I remember stories of the old days when kids would wait on the front porch for the ice truck to come by, then run along beside it hoping for a big chunk of cold ice to cool them off, or evenings when the welcome breeze blew in from the screen door left unlatched.
Now we lock the doors, and the milk man doesn’t come door to door with ice cream bars to help us cope with hot July.
I have my own memories of waking up early in the morning just before the sun rose over my daddy’s hilly farm, cows patiently swatting flies in the pasture.
I took such simple joy in walking barefoot down by the old pond with the velvety dew drenched carpet of grass guiding me on my path passed the tin roof barn, the mean spirited bull staring out at me and way over the green hillside to my favorite spot.
I would sit for hours in the summer months on a bluff formed by God, busy beavers, and the streams bubbling from the pond dam.
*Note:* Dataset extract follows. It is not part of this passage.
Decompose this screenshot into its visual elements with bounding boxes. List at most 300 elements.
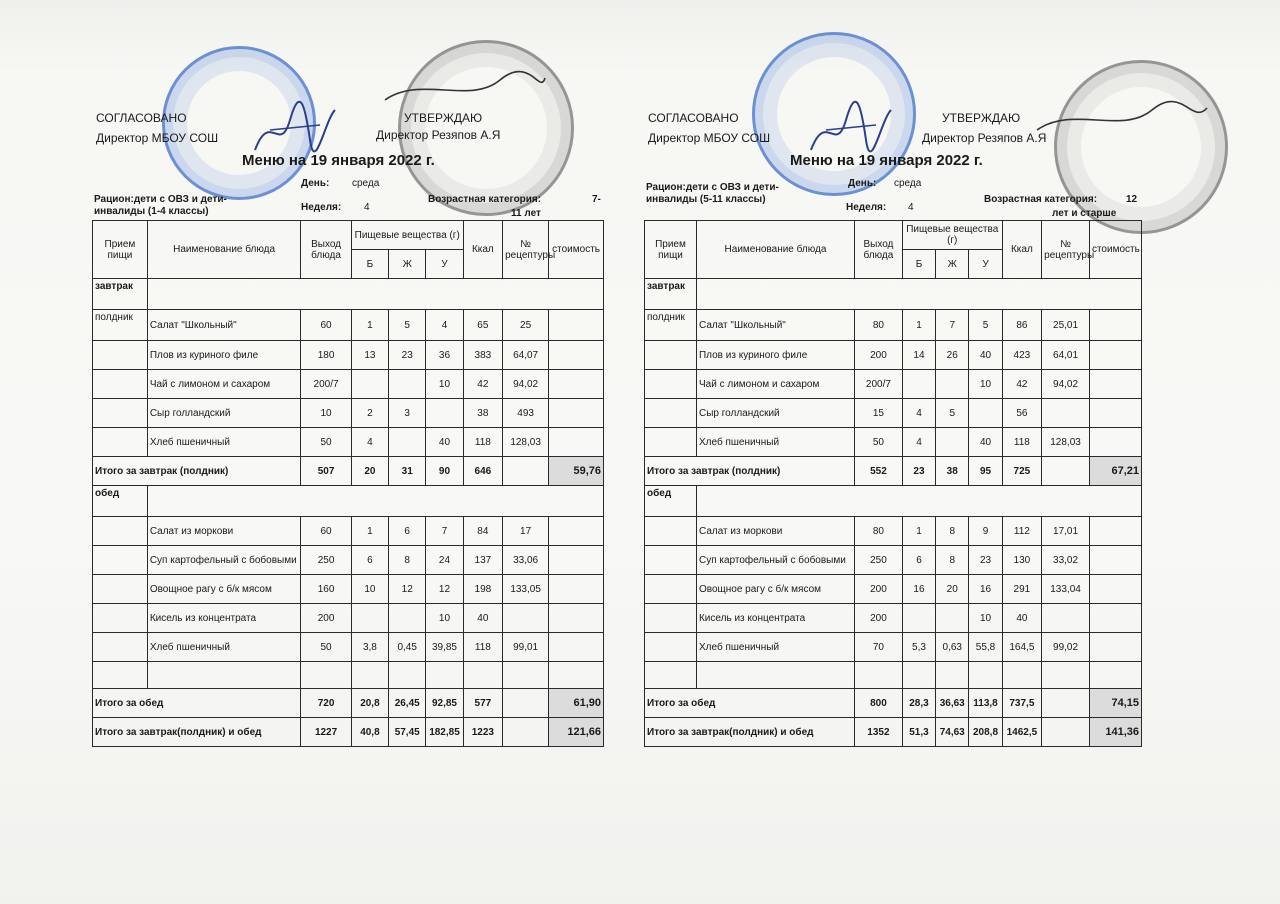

With nothing but bare feet, wanderlust and my old dog George beside me, I stared back up at our stone cottage in the distance and pondered the que sera sera of youth. It was hot then, too.
The best way for my older brother and me to keep cool was to climb onto the hood of my daddy’s tractor riding shotgun on the way to the local swim hole.
It was the darkest of creeks with a tire swing, clay bluffs that led to the banks and the cool water, and usually some familiar faces of neighbors and a few cousins.
Mama was appropriately discombobulated at the idea of us swimming in the creek with water moccasins and unknown diseases from dirty water, so before I was too much older she convinced daddy to have a swimming pool installed in the backyard. It was sublime.
Daddy said I would surely be on the Olympic Swim Team one day because, as he put it best, “My baby can swim from one end of that pool to the other under the water like a fish.”
Those were the best of days spent with friends floating around on round black inner-tubes, daddy’s old truck tires, without a care in the world. Terri Lynn, Misty Ann, and Vernon Renee kept me company on the hottest of summer days as we held our noses, jumped high off the diving board into the deep part of the pool, and kept our cool day after day in Richton, Mississippi.
The heat waves brought us all together, and they still make me wish now and then to be Peter Pan and never have grown up.